La quantità di rifiuti prodotta in Italia resta la più alta in Europa. Potremmo recuperarli ma un sistema efficiente ancora non c’è. È questo il punto debole della catena industriale italiana su cui la politica incide ancora poco. Ogni volta che si affronta il tema, le discussioni finiscono inevitabilmente sulle infrastrutture che, se presenti, farebbero dell’Italia un modello. Soprattutto per il recupero di materia e la riduzione di rifiuti secondari. Rispetto a quello che c’è “abbiamo bisogno di promuovere il riutilizzo e il recupero energetico per una gestione più sostenibile dei rifiuti”, dicono i ricercatori del Laboratorio per i servizi pubblici locali, Ref Ricerche.
Rifiuti industriali, cosa dice lo studio di Ref Ricerche
Da tempo il think tank di Ref è un punto di riferimento per quanti si occupano di economia circolare e di transizione verde. Le possibilità di creare un circuito economico virtuoso in un Paese che ha 82 milioni di tonnellate di scarti industriali, ci sono. Sì, qualche progresso negli ultimi anni c’è stato, ma i dati non sono sufficienti a farci credere che si sia sulla buona strada.
L’ultimo studio “Rifiuti e Pil: perché l’Italia produce più rifiuti tra i grandi Paesi Ue?” prodotto dal Laboratorio, dice che è urgente ormai lavorare sui sottoprodotti industriali. “Occorre potenziare la loro disciplina, dotare il riciclo di strumenti economici di sostegno, accrescere la capacità di recupero energetico per trattare scarti e rifiuti non riciclabili” spiega Donato Berardi, direttore del think tank di Ref. Insomma, siamo più o meno all’abc dell’economia circolare, l’unica strada che può mitigare gli effetti dell’acquisto sfrenato di materie prime. Per un’economia matura questo è una piaga che brucia.

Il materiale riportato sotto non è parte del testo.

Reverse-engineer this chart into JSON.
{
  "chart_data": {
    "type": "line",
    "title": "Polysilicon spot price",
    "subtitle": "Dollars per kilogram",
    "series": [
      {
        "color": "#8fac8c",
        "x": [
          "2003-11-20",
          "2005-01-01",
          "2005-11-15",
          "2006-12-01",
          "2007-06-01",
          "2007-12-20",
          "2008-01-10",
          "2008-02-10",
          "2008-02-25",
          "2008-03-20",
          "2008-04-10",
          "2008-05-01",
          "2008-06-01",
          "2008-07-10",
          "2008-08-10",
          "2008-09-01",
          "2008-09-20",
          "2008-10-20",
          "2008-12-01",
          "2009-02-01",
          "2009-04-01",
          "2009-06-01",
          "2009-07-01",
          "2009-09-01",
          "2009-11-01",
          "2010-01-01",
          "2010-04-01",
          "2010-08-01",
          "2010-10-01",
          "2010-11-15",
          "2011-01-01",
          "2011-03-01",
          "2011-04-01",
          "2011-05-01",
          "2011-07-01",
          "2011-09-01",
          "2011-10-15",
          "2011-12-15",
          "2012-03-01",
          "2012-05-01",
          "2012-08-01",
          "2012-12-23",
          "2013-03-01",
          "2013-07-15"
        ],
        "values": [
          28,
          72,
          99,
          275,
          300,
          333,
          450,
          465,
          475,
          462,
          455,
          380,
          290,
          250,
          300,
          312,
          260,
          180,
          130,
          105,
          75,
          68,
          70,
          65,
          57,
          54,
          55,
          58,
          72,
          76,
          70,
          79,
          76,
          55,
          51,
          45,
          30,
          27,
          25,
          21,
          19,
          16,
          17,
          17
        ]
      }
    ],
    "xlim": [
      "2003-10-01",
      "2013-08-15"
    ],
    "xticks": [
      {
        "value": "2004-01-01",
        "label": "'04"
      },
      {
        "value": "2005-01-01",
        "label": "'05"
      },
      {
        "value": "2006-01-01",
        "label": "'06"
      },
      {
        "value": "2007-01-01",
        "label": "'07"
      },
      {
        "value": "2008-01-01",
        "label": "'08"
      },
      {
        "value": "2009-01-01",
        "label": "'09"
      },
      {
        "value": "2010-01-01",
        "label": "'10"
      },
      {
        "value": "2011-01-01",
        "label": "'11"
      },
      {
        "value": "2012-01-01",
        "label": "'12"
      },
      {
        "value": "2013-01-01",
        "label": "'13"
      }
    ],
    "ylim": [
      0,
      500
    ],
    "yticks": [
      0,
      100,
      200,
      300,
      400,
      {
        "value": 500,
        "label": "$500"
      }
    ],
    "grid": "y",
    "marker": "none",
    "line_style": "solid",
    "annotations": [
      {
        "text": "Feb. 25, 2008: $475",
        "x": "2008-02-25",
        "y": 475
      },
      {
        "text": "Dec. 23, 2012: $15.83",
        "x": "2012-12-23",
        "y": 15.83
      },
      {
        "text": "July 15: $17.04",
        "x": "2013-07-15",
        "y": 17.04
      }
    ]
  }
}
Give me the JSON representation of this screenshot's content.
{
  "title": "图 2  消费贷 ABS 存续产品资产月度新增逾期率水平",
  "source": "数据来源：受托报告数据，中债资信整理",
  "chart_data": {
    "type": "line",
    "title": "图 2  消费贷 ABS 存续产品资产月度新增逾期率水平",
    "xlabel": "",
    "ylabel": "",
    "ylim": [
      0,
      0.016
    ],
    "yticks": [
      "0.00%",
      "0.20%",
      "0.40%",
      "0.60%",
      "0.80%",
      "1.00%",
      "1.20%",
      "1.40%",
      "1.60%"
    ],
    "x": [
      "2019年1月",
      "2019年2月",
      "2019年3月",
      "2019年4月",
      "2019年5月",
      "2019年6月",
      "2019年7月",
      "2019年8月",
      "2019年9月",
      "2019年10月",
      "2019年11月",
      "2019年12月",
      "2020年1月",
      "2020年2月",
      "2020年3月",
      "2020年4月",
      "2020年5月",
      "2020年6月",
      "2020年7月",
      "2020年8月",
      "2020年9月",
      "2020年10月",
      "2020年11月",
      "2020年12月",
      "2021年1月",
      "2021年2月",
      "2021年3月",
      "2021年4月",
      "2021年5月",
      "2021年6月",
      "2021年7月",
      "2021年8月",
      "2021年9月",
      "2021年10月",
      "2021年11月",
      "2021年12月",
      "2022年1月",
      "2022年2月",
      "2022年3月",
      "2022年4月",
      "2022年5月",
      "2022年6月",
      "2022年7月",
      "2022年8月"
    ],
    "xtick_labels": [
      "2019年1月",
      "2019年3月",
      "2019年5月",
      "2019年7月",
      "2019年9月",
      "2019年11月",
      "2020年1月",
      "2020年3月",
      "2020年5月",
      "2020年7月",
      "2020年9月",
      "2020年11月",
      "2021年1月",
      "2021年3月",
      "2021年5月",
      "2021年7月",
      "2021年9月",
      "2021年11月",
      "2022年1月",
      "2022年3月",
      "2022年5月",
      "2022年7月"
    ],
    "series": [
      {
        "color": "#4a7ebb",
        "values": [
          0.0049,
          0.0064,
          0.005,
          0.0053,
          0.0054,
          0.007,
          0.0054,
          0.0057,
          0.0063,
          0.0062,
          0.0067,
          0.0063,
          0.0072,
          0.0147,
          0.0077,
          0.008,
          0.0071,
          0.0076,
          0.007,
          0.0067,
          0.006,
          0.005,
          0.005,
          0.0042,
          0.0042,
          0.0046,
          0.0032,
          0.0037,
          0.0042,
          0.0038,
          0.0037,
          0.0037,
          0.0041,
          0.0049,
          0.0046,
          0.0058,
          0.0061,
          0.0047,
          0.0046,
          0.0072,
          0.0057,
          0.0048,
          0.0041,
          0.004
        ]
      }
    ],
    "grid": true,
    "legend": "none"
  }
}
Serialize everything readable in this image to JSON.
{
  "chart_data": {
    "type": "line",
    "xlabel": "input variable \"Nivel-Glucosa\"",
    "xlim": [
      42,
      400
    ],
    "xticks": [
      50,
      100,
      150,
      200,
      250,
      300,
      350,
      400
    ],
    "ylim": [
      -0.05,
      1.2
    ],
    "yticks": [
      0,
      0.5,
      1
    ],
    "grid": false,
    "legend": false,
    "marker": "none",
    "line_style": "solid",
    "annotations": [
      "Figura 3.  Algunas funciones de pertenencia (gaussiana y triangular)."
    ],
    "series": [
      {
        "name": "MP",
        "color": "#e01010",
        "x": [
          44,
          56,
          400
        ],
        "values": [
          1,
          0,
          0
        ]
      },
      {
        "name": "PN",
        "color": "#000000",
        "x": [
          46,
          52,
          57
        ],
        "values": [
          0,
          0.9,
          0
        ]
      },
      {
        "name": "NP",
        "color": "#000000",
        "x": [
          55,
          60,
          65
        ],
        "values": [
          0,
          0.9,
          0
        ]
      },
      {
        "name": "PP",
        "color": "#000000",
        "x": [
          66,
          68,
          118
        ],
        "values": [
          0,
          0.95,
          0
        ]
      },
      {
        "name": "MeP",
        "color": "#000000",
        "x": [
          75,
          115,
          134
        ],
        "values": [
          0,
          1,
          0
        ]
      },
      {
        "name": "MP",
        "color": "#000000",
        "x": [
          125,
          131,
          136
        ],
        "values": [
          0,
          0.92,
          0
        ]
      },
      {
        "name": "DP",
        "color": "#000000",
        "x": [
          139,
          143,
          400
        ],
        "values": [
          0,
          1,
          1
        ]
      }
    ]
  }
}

Rifiuti industriali, la partita degli impianti di recupero
I ricercatori milanesi considerano i rifiuti secondari un indicatore dell’efficacia del ciclo di gestione industriale. La valutazione è corretta se pensiamo che nel 2022 quei rifiuti sono stati un terzo della produzione industriale e il loro destino poteva essere diverso, in particolare rispetto al Pil. Evidentemente non ci preoccupiamo ancora degli sprechi che, tuttavia, pesano sui bilanci delle aziende e il decoupling non è nelle corde della nostra economia.
“Il disaccoppiamento tra produzione di rifiuti e crescita economica, noto appunto come decoupling, è un obiettivo cruciale per la transizione verso un’economia circolare” scrivono i ricercatori. Tra il 2018 e il 2022, l’Italia ha registrato un incremento del Pil del 4,3% ma negli anni 2012-2022, la produzione di rifiuti è cresciuta molto più del Pil. Tuttora la produzione di rifiuti per unità di Pil è la più alta rispetto a Germania, Francia e Spagna e non riusciamo a recuperarli.
Al contrario, se riuscissimo a reinserire gli scarti nei processi produttivi, il rapporto rifiuti-Pil cambierebbe profondamente e le diseconomie industriali calerebbero in maniera apprezzabile. Ma quanta attenzione c’è su questo punto? Come si procede a livello centrale e periferico? In ordine parso. La lentezza, oltre le incertezze, sulla costruzione degli impianti per il recupero anche energetico degli scarti, sono il rovescio di un sistema industriale che deve fare un salto di prospettiva. Gli impianti per recupero di materia sono 4.399, numero nettamente inferiore al fabbisogno per avvicinare il Paese all’Europa.